Don Pascualino, el de la cabeza brillante y el bigote chino no deja de decirle, siempre que puede y esta noche tampoco es la excepción, que tenga cuidado con su muchacho, no sea y que un día de estos un domicilio de esos no le salga bien, ante lo cual ella le responde con total convencimiento de que su muchacho siempre va bajo el amparo de Nuestra Señora María Auxiliadora.
Doña Lucrecia, la señora de las trenzas rubias y los cachetes colorados, se persigna y musita una oración en nombre de doña Luisa pidiendo compasión a su Señor por ella; doña Nancy, la señora del cabello cano y corte masculino y con el delantal estampado con tomates, cebollas y pepinos, murmura en el oído de don José Luis, el de las gafas con cristales gruesos y la pipa en la boca, disimulando una mueca de escándalo: —¿doña Luisa será qué se hace o es que es muy pendeja? Don Abel tras el mostrador escucha como si fuera una escultura de Botero, mientras su mujer, doña Eulalia, a quien no vemos y desde la cocina y a voz en cuello, le pregunta a doña Luisa si no le da miedo de que su hijo ande montado sobre esa máquina del demonio. Lorena, la mujer más joven de la concurrencia y embarazada para más señas, se indispone por alguna razón desconocida lo que hace que doña Luisa pida una silla a gritos.

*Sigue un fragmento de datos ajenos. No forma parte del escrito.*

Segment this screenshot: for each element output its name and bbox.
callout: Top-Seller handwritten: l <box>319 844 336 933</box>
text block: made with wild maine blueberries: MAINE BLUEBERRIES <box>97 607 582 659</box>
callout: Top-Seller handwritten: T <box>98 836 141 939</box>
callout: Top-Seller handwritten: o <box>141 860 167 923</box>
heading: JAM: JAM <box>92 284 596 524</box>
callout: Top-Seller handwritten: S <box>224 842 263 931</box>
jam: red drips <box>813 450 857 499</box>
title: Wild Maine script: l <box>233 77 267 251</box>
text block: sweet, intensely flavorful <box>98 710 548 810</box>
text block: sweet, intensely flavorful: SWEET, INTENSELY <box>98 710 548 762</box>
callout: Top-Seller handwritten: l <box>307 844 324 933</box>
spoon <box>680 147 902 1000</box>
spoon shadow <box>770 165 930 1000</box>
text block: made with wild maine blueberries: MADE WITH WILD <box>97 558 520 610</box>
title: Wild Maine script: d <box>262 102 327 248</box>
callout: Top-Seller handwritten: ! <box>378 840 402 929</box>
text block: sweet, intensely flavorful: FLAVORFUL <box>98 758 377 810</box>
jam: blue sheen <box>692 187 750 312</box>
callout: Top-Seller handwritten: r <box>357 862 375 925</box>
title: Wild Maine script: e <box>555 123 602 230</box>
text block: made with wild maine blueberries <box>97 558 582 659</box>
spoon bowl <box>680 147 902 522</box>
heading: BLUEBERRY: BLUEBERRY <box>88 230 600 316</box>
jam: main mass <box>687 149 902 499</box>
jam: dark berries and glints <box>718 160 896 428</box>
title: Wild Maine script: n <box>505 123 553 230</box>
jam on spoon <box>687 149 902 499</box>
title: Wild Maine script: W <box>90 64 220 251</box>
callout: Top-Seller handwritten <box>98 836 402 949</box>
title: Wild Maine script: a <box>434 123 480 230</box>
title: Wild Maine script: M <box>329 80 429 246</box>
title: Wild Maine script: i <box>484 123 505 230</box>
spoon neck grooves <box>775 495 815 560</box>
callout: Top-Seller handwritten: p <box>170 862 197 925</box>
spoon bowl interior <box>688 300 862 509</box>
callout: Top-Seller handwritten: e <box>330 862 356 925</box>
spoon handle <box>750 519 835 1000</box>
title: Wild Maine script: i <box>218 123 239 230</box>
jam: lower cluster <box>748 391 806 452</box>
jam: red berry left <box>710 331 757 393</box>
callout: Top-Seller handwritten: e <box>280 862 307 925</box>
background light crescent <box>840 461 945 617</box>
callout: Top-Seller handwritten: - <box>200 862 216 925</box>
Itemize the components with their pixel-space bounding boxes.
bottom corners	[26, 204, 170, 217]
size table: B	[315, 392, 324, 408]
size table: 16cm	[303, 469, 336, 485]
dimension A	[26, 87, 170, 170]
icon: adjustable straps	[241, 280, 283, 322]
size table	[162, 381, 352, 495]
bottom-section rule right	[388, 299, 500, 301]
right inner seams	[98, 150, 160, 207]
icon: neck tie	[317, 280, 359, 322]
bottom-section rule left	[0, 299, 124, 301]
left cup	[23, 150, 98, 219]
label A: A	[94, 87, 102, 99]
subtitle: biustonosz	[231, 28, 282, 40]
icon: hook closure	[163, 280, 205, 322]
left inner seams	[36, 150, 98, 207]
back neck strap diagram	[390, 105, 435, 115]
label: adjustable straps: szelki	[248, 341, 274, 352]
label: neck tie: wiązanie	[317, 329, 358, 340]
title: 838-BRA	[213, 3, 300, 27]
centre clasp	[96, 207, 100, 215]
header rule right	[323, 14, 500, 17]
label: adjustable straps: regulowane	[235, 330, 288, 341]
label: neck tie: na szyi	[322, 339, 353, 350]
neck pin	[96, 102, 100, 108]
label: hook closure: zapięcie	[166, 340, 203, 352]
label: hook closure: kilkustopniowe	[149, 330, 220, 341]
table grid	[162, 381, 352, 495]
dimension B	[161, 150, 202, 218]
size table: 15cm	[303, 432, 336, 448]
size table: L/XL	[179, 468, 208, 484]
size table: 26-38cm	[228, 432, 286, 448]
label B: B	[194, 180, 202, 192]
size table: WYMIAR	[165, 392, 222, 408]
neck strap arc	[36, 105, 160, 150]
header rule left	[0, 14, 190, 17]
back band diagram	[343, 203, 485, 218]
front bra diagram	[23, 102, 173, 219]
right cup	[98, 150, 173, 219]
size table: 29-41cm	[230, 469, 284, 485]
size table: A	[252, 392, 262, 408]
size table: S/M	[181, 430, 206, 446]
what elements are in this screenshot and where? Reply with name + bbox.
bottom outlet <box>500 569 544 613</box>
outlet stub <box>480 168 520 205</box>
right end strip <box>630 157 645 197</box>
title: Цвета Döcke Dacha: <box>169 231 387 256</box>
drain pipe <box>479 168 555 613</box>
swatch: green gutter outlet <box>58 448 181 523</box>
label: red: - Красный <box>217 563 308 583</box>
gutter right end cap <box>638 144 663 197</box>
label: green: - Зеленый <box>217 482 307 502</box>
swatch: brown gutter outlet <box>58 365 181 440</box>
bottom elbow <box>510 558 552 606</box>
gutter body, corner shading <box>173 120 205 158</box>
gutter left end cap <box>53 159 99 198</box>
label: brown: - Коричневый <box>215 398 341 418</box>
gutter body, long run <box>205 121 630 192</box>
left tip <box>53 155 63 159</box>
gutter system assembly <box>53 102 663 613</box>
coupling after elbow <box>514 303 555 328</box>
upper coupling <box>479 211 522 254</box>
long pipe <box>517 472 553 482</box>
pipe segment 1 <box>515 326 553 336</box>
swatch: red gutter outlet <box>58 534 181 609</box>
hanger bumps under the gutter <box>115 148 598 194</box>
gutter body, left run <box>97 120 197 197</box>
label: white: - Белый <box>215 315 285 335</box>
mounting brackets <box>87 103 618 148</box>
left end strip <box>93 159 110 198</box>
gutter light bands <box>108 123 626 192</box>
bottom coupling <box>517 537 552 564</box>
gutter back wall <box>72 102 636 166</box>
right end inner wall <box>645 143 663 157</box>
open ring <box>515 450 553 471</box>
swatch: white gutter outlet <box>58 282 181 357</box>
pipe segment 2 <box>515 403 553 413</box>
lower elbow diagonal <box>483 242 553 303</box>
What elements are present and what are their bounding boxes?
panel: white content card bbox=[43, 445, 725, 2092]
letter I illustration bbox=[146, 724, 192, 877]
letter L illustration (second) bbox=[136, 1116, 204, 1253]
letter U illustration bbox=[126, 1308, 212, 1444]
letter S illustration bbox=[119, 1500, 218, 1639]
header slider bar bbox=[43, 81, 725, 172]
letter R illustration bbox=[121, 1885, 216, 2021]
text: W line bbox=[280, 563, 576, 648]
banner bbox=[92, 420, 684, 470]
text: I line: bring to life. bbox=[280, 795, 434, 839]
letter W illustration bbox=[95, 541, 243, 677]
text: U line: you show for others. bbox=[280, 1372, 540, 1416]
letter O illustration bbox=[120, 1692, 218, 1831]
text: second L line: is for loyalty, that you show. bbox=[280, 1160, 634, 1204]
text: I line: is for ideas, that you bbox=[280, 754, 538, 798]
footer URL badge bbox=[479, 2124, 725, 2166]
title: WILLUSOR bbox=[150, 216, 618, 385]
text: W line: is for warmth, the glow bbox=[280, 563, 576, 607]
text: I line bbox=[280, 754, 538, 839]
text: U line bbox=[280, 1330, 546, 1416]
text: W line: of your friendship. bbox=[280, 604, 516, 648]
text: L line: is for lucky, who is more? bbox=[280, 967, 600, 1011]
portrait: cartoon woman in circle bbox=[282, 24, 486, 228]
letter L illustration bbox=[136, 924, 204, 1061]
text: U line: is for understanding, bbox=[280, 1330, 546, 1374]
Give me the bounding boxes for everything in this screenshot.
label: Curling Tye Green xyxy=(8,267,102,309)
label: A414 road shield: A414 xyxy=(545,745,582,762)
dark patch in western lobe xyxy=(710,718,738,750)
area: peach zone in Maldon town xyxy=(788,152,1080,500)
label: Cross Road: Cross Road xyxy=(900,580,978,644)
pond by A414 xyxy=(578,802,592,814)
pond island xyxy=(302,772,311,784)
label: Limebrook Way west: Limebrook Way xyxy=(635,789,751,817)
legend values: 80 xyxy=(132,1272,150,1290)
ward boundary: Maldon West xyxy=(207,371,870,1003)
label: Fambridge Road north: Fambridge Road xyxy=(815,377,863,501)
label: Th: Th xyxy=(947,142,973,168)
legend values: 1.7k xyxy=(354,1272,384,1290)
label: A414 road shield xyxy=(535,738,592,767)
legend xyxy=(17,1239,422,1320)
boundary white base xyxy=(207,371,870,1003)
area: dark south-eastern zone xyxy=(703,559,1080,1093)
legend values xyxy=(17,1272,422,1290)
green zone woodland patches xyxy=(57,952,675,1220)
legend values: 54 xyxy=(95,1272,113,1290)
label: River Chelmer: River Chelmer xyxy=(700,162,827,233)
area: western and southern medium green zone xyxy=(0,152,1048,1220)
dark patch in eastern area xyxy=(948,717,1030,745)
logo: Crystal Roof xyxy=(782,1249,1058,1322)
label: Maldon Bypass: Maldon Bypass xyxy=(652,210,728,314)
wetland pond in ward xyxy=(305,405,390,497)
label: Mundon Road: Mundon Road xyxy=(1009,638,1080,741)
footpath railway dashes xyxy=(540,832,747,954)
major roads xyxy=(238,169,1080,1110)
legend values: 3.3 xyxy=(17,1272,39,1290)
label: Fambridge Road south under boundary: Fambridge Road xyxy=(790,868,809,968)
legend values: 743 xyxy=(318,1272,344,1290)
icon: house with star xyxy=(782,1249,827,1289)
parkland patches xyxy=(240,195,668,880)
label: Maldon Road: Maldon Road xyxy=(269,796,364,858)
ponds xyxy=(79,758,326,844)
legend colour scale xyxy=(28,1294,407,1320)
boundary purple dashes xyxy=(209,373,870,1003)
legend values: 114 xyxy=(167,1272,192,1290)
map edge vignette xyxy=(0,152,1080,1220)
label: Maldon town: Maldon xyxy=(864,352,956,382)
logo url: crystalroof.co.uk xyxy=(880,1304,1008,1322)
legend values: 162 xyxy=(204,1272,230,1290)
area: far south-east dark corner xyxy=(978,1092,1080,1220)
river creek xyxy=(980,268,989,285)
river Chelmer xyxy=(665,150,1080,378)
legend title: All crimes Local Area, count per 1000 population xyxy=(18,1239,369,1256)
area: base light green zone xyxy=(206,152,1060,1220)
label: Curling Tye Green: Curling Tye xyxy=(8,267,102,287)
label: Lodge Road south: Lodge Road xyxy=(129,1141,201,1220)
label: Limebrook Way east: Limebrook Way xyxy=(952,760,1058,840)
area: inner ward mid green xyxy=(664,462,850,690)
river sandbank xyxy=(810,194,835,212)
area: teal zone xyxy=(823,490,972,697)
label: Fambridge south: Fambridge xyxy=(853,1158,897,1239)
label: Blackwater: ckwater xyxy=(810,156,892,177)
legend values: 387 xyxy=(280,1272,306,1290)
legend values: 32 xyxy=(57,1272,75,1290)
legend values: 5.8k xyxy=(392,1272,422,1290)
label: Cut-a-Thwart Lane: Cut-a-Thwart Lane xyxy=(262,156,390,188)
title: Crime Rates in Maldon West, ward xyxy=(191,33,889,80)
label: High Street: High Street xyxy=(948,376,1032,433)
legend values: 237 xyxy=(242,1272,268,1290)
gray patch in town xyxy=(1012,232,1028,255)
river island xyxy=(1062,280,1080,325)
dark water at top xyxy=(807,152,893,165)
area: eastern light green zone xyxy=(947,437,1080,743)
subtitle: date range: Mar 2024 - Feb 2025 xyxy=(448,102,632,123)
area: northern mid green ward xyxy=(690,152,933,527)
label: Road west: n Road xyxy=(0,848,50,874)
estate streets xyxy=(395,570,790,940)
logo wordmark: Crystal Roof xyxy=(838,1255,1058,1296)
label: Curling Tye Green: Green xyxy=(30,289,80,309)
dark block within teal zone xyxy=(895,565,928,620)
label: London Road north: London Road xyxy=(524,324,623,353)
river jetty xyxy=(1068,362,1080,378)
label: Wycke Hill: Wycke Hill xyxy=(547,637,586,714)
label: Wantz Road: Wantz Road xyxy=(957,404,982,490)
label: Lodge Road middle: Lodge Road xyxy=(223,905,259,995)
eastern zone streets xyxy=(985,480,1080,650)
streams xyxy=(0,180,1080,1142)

Desde un televisor que cuelga de lo alto de la pared se escucha mencionar en la voz de una mujer de pelo corto el nombre de un tal Vicente (...), a quien al parecer un escolta de un tal ministro le ha propinado un disparo de bala en la cabeza, producto de un cruce de disparos. Un policía con cara de General, flemático y circunspecto informa que: según las pesquisas iniciales, el sujeto intentaba atentar contra el ministro, pero que la rápida reacción de la seguridad del importante funcionario permitió dar de baja al antisocial aquel.
Don Abel y sus ciento veinte kilos estaban muy pendientes de las acciones de su clientela y animado por lo que acaba de escuchar en la postiza voz de la presentadora de noticias se acerca a su mujer para decirle en voz baja que hay que llamar a don Chepe...
—... pedilè unos diez petacos (canastas de cerveza) para esta noche, —le dice con cariño— Ahí tenemos aguardiente suficiente y si a los muchachos se les da por dárselas de finos hay tres cajas de amarillito en la bodega. El jaleo va a estar duro estos días y hay que estar preparados, mija —le termina de decir animado y con la melodía del dinero en la garganta.